Pôle social, 20 février 2024 — 22/00874

Fait droit à l'ensemble des demandes du ou des demandeurs sans accorder de délais d'exécution au défendeur Cour de cassation — Pôle social

Texte intégral

1/Tribunal judiciaire de Lille N° RG 22/00874 - N° Portalis DBZS-W-B7G-WGBQ TRIBUNAL JUDICIAIRE DE LILLE

PÔLE SOCIAL

-o-o-o-o-o-o-o-o-o-

JUGEMENT DU 20 FEVRIER 2024

N° RG 22/00874 - N° Portalis DBZS-W-B7G-WGBQ

DEMANDERESSE :

URSSAF NORD PAS DE CALAIS [Adresse 7] [Localité 1]

Représentée par Mme [G] [U], munie d'un pouvoir

DÉFENDEUR :

M. [M] [L] [Adresse 3] [Adresse 3] [Localité 2]

Représenté par Me Christian HANUS, avocat au barreau de LILLE, substitué par Me Dominique LELIEVRE, avocat au barreau de LILLE

COMPOSITION DU TRIBUNAL

Président: Maryse MPUTU-COBBAUT, Juge Assesseur: Pierre EBERLE, Assesseur du pôle social collège employeur Assesseur: Jean-Jacques DELECROIX, Assesseur du pôle social collège salarié

Greffier

Louise DIANA,

DÉBATS :

A l’audience publique du 09 Janvier 2024, date à laquelle l’affaire a été mise en délibéré, les parties ont été avisées que le jugement serait rendu le 20 Février 2024.

EXPOSÉ DU LITIGE

Le 7 février 2021, l'activité de M. [M] [L] au marché [Localité 4] à [Localité 5] a fait l'objet d'un contrôle organisé dans le cadre de la lutte contre le travail dissimulé. Les services de police ont dressé un procès-verbal de constat de travail dissimulé par dissimulation d'emploi salarié, dans lequel ils indiquent avoir constaté la présence d'une personne en situation de travail derrière le stand de M. [M] [L], à savoir M. [F] [T], sans que ce dernier ait fait l'objet d'une déclaration préalable à l'embauche.

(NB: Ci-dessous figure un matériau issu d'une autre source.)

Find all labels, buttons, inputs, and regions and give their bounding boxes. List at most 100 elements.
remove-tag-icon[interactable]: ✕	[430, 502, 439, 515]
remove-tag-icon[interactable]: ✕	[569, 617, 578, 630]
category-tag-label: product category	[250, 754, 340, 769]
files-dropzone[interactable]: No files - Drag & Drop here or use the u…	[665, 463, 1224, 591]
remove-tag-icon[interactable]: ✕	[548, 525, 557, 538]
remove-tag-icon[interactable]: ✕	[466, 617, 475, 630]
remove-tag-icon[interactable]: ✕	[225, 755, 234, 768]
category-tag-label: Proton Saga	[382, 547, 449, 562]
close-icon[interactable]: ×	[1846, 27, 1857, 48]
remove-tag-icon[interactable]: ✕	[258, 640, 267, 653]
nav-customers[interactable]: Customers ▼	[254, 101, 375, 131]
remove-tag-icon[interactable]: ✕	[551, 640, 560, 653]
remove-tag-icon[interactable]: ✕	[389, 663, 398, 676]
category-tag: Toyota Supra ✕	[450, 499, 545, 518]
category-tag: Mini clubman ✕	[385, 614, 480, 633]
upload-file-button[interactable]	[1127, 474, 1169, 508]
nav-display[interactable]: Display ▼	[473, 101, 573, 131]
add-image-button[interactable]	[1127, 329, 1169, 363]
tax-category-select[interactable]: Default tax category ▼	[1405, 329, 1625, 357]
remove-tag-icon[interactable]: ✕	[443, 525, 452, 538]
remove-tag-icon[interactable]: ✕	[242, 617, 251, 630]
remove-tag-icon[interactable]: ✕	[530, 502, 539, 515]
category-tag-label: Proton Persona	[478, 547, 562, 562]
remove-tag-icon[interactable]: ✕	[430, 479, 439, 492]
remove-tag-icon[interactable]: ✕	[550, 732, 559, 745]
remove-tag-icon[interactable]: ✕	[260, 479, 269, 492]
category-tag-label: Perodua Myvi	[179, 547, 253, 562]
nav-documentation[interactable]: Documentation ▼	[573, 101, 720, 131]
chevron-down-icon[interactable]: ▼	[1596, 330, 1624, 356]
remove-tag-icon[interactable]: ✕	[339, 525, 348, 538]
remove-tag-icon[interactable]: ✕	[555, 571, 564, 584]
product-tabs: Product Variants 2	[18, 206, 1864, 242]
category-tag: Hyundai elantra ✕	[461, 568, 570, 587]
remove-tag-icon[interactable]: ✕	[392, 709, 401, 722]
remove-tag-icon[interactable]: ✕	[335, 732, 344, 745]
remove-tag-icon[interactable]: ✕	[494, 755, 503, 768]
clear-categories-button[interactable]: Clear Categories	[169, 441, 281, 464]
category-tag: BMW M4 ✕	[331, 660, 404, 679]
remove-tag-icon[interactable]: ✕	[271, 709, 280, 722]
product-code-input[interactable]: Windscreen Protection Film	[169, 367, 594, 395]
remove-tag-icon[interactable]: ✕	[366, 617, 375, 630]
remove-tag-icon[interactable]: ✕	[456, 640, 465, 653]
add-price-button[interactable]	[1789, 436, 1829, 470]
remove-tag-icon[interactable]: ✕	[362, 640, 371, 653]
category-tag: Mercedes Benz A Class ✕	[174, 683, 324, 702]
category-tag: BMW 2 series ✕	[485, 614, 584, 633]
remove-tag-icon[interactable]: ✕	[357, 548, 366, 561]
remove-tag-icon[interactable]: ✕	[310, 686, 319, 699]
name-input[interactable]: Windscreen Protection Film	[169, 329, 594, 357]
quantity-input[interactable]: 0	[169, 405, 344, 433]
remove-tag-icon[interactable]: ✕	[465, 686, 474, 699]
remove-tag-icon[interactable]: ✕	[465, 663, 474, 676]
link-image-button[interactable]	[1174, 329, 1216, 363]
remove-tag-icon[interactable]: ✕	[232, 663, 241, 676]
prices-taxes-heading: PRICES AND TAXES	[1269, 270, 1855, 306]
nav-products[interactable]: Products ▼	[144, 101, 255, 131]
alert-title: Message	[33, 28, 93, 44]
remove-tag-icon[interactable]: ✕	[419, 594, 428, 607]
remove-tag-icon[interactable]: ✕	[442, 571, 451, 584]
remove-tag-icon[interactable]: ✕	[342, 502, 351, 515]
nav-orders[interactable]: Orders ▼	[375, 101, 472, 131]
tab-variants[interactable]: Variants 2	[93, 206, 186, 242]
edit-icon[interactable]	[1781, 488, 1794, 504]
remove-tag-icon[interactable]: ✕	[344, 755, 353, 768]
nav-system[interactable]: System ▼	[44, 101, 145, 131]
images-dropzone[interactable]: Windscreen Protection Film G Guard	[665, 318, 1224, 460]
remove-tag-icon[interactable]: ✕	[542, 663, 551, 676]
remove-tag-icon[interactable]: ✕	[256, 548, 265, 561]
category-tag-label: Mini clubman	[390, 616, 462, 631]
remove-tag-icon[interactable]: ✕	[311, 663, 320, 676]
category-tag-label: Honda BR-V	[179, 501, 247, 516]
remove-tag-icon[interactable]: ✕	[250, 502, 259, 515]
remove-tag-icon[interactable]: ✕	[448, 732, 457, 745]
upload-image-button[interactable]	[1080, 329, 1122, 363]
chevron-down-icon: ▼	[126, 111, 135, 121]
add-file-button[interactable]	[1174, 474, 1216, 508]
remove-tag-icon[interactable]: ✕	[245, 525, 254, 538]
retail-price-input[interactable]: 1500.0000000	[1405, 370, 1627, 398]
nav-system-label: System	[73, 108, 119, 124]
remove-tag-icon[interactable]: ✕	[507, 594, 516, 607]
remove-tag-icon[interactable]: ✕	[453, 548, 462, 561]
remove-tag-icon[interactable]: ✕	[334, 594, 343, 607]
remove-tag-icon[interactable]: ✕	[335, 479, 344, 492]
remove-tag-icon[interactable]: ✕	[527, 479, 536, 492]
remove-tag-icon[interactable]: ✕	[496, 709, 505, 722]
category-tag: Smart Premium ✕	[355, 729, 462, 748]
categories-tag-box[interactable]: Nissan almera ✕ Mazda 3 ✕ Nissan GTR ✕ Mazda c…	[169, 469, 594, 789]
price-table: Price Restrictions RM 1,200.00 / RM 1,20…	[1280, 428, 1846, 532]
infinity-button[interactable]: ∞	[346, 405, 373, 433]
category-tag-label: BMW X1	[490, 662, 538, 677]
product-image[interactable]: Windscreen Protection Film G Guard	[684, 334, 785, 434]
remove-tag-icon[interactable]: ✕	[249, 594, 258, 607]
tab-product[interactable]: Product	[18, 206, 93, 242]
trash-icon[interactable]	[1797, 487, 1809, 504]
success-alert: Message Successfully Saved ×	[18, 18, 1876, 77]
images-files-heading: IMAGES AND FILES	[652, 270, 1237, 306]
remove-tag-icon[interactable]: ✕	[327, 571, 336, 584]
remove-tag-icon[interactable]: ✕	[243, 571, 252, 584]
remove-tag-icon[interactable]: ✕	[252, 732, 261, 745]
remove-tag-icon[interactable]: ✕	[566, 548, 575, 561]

Par courrier recommandé distribué le 2 décembre 2021, l'URSSAF a adressé une lettre d'observations du 29 novembre 2021 à M. [M] [L], qui n'y a pas répondu.

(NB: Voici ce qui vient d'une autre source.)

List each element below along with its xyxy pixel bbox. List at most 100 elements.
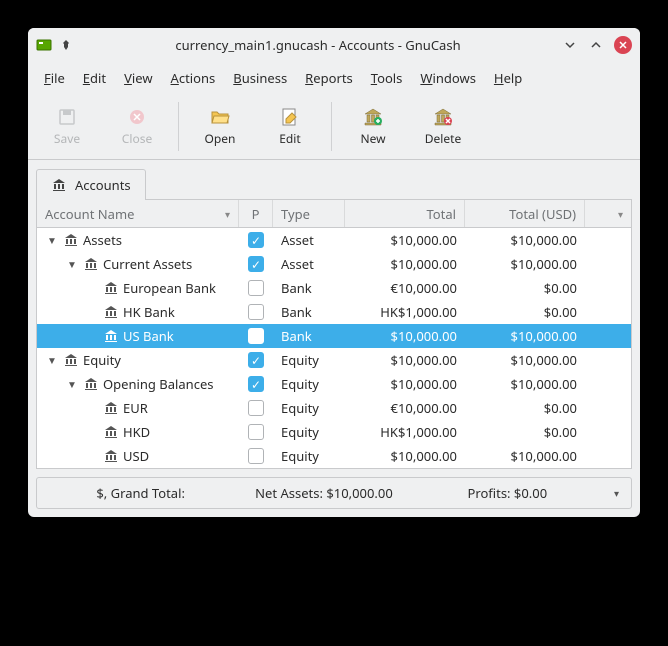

En suite de ce contrôle et par lettre recommandée avec accusé de réception en date du 25 février 2022, distribuée le 26 février 2022, l'URSSAF Nord Pas-De-Calais a mis M. [M] [L] en demeure de lui verser la somme de 6 463 euros - soit 4 897 euros de rappel de cotisations et contributions, 1 224 euros de majorations de redressement et 342 euros de majorations de retard - au titre de la journée du 7 février 2021.

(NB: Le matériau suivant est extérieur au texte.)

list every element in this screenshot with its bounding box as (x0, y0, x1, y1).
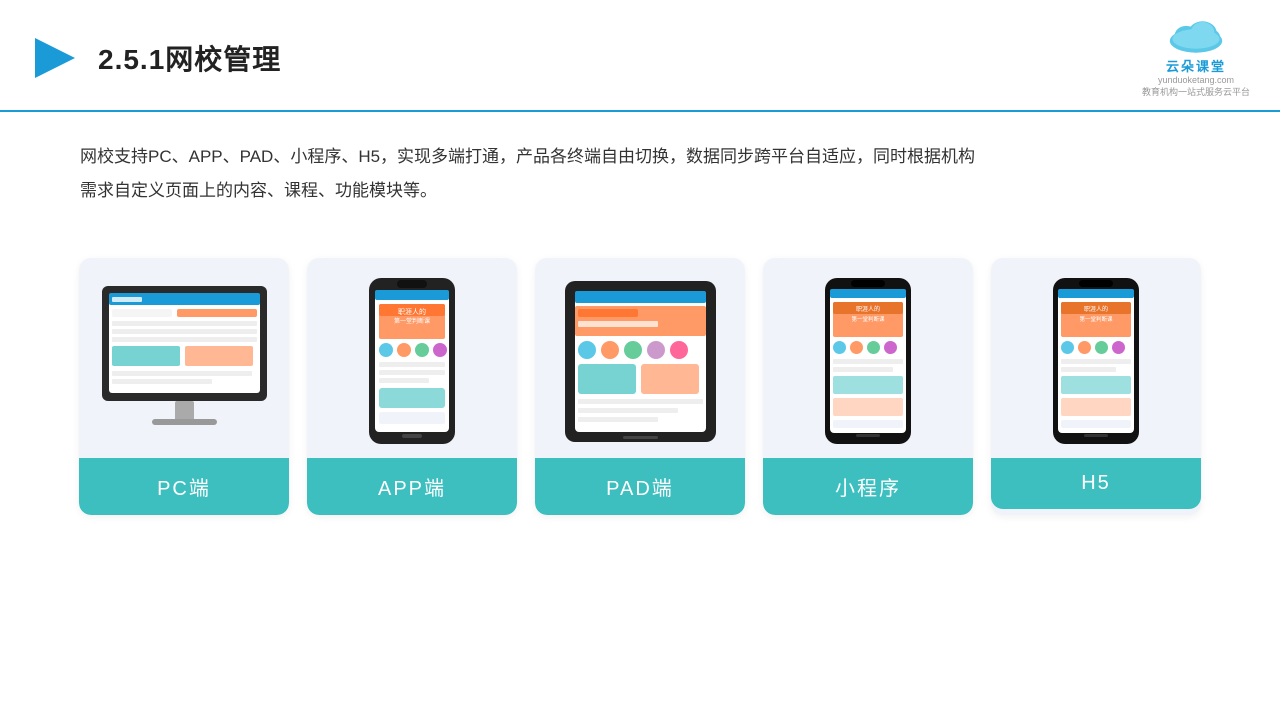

Dans le cadre de la procédure pénale diligentée en suite de ce contrôle, M. [M] [L] a été poursuivi devant le tribunal correctionnel des chefs d'emploi d'un étranger non muni d'une autorisation de travail salarié et de travail dissimulé par dissimulation de salarié, en date du 7 février 2021.

Par jugement du 28 avril 2022, sur l'action pénale, le tribunal correctionnel a relaxé M. [M] [L] des fins de la poursuite. Sur l'action civile, la constitution de partie civile de l'URSSAF a été reçue et l'organisme a été débouté de ses demandes.

Le 2 mai 2022, le Ministère public a relevé appel du dispositif pénal de la décision du 28 avril 2022.

Par courrier en date du 17 mai 2022, déposé au greffe du pôle social le 18 mai 2022, M. [M] [L] a saisi le tribunal judiciaire de Lille, spécialement désigné en application de l'article L.211 16 du code de l'organisation judiciaire, aux fins de former opposition à la contrainte portant sur la créance n° 0044280809 établie le 20 avril 2022 par le Directeur de l'Union de Recouvrement de Cotisations de Sécurité Sociale et Allocations Familiales (URSSAF) du Nord Pas-de-Calais et signifiée le 3 mai 2022 pour obtenir paiement d'une somme de 6 463 euros - soit 6 121 euros de rappel de cotisations et contributions et 342 euros de majorations de retard - à la suite du contrôle pour travail dissimulé.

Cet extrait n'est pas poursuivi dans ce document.